Researchers are shocked at the volume of tiny bits and beads falling from the sky like dust and rain

There was a backwoods saying I heard as a kid, a sad joke about the human propensity to litter even remote locations: No matter where you go, a beer can will beat you there. Add airborne plastic bits to that list.

Plastic particles that had wafted through the atmosphere and fell out in wind and precipitation, year-round, were found in ground samples collected from 11 remote locations in national parks and wilderness areas across the western United States. More than 1,000 tons of microplastics, all materials that are made by humans and don’t occur naturally, fall on these protected lands each year, the scientists say, equal to at least 123 million plastic water bottles.

That estimate is just for the wilderness areas and parks that were studied, which make up only a fraction of land in the country. There’s no reason to assume plastics aren’t raining down all over the nation and around the world.

“No place is safe from plastic pollution,” the scientists write in the June 12 issue of the journal Science.

“I think we could expect higher deposition rates within population centers,” study leader Janice Brahney, PhD, an assistant professor of watershed sciences at Utah State University, tells me. “We really don’t know as much as we would like at this point about where we might expect deposition rates to be the highest.”

The finding may not be unexpected, but the scope of the “plastic rain,” as Brahney and her colleagues call it, is surprising.

“We were shocked at the estimated deposition rates and kept trying to figure out where our calculations went wrong,” Brahney said.

“We then confirmed through 32 different particle scans that roughly 4% of the atmospheric particles analyzed from these remote locations were synthetic polymers.”

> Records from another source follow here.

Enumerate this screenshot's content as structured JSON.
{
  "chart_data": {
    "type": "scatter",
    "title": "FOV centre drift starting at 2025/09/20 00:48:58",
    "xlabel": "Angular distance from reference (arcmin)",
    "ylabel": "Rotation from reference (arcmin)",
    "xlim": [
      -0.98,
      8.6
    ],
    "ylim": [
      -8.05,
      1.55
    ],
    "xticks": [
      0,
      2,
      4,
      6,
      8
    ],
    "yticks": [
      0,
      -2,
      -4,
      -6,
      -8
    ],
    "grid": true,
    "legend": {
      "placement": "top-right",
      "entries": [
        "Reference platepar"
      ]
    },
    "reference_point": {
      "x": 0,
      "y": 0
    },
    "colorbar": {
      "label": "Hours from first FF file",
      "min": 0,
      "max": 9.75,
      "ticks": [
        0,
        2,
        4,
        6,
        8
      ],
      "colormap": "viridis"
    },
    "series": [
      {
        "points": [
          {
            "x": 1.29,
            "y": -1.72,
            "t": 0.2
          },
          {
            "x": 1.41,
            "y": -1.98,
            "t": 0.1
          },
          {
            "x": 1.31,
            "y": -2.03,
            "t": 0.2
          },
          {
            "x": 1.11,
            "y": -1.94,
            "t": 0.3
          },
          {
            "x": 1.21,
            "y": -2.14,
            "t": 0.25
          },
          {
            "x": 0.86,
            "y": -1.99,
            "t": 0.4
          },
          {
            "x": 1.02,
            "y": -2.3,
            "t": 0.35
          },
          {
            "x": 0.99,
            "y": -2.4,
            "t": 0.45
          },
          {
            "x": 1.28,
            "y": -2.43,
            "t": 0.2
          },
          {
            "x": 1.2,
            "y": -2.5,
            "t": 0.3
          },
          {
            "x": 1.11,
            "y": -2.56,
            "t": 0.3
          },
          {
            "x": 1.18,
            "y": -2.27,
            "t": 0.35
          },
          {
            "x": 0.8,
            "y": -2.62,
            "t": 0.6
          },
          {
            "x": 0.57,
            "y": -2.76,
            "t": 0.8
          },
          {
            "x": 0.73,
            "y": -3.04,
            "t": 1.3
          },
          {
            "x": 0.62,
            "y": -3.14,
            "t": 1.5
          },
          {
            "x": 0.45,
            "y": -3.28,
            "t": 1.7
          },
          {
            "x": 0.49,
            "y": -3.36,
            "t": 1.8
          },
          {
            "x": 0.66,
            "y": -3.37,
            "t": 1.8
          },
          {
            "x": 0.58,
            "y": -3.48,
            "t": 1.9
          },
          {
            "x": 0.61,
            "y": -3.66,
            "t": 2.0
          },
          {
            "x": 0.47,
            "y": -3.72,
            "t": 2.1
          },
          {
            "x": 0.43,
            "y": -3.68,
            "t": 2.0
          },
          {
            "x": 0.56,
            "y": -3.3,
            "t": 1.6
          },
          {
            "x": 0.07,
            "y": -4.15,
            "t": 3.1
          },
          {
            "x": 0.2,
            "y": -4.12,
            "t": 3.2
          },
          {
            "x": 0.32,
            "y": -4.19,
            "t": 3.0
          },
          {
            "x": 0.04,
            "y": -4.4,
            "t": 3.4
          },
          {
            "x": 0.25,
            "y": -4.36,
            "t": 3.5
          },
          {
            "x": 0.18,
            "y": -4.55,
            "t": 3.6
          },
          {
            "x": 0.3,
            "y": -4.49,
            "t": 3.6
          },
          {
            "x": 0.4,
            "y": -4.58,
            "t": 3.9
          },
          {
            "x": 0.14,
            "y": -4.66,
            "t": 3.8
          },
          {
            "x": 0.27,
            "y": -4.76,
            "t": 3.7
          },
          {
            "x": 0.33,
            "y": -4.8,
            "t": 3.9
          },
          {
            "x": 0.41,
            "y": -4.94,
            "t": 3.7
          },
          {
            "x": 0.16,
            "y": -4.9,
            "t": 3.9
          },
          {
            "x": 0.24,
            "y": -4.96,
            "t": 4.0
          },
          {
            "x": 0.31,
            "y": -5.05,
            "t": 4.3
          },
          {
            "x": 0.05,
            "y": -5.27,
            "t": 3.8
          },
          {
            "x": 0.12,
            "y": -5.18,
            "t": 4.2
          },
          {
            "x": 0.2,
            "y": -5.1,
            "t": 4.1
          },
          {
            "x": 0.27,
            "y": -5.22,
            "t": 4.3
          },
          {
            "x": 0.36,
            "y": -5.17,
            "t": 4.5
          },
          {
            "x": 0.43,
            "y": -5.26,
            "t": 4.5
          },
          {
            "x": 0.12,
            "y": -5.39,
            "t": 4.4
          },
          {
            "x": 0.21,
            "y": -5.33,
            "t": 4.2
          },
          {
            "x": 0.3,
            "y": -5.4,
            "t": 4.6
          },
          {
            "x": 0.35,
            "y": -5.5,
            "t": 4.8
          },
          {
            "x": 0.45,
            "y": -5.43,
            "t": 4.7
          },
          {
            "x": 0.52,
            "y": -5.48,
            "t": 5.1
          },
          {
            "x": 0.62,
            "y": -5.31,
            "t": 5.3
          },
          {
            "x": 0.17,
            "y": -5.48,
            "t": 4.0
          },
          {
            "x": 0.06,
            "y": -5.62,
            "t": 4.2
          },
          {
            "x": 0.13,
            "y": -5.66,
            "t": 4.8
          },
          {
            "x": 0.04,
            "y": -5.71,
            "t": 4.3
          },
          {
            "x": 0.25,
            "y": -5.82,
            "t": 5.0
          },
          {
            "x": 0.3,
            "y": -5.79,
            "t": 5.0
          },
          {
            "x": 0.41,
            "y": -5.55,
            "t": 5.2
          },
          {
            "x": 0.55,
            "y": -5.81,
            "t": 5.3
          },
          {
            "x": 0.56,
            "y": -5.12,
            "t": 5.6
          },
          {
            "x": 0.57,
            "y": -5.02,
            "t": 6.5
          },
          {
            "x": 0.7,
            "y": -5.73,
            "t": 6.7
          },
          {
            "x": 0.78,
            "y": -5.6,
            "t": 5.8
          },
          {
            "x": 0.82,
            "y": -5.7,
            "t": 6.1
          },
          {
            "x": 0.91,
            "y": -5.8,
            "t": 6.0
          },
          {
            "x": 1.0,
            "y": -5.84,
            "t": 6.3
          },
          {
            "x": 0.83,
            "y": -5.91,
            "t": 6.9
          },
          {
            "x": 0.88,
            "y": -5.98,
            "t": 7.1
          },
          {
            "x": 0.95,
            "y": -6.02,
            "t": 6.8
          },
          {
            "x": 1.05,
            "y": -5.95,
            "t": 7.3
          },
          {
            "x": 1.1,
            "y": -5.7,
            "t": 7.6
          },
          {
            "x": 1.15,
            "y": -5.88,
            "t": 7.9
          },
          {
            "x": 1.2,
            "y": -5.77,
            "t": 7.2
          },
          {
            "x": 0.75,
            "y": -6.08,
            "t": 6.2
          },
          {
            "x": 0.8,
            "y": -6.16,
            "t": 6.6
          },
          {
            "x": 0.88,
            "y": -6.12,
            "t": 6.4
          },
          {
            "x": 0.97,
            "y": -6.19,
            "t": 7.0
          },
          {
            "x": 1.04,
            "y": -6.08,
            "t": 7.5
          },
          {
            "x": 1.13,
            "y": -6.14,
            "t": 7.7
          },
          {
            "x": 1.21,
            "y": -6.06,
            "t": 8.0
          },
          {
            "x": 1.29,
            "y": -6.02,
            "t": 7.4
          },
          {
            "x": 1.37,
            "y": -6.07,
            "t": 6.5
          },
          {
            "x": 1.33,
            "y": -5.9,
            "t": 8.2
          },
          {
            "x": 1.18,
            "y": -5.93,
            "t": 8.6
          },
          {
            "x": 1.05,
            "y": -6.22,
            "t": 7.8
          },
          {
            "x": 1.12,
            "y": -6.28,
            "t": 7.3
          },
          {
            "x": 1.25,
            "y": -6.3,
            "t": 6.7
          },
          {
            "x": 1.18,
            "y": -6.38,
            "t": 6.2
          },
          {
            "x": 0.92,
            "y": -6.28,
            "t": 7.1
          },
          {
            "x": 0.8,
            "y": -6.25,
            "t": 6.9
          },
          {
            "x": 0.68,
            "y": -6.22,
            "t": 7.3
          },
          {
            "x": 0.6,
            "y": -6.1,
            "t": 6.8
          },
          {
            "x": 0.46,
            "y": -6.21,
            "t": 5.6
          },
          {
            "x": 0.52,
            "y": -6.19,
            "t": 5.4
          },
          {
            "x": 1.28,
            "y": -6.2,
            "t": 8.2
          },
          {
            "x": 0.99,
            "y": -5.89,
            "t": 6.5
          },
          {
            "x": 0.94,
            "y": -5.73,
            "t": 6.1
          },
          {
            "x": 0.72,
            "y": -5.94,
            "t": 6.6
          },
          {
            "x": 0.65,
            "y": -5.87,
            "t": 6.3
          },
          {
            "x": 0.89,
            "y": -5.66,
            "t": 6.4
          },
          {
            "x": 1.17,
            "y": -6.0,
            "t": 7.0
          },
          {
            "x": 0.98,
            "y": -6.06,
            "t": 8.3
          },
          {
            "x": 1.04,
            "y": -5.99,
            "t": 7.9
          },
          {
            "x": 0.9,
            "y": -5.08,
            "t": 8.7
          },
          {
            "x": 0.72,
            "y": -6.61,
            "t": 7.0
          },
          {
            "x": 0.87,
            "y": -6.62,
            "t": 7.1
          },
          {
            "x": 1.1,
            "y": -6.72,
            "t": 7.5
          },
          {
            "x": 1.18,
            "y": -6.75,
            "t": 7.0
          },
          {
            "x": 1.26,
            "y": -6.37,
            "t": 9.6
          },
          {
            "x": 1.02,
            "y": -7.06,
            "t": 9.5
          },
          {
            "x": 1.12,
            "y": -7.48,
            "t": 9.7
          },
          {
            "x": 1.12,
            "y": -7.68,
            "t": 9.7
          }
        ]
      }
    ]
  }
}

Microplastics, the size of dust particles have been found in water throughout the world and on land, but little is known about the origins, or about how far and wide the bits travel. The assumption now is that tiny pieces of plastic are circling the globe, just as water and natural dust do. In a nutshell, plastic is everywhere.

“Our data show the plastic cycle is reminiscent of the global water cycle, having atmospheric, oceanic, and terrestrial lifetimes,”

Brahney said. “Microplastics are less dense than soil and therefore might travel longer distances than natural dust particles,” other researches write in a related perspective in the journal.

Most of the plastics were microfibers used to make clothes and industrial materials. About 30% were bright microbeads thought to come from industrial paints and coatings.

Smaller plastic particles, too tiny to be detected by the researchers’ microscopes, are likely present, too, Brahney said by email. And she notes that some of the finest plastic particles are known to lodge in people’s lungs.

Other research has found we’re constantly breathing and drinking microplastics that simply did not exist a century ago, before plastic production became widespread. There’s other evidence that microplastics can harm aquatic organisms that can in turn disrupt life on up the food chain. Plants, too, can be harmed by microplastics, according to a recent study in the journal Global Change Biology.

“There is also some evidence that plastics can affect soil temperatures and moisture-holding capacity,” Brahney said in an email. “So this raises a lot of new questions about the long-term impacts of plastic accumulation in sensitive ecosystems.”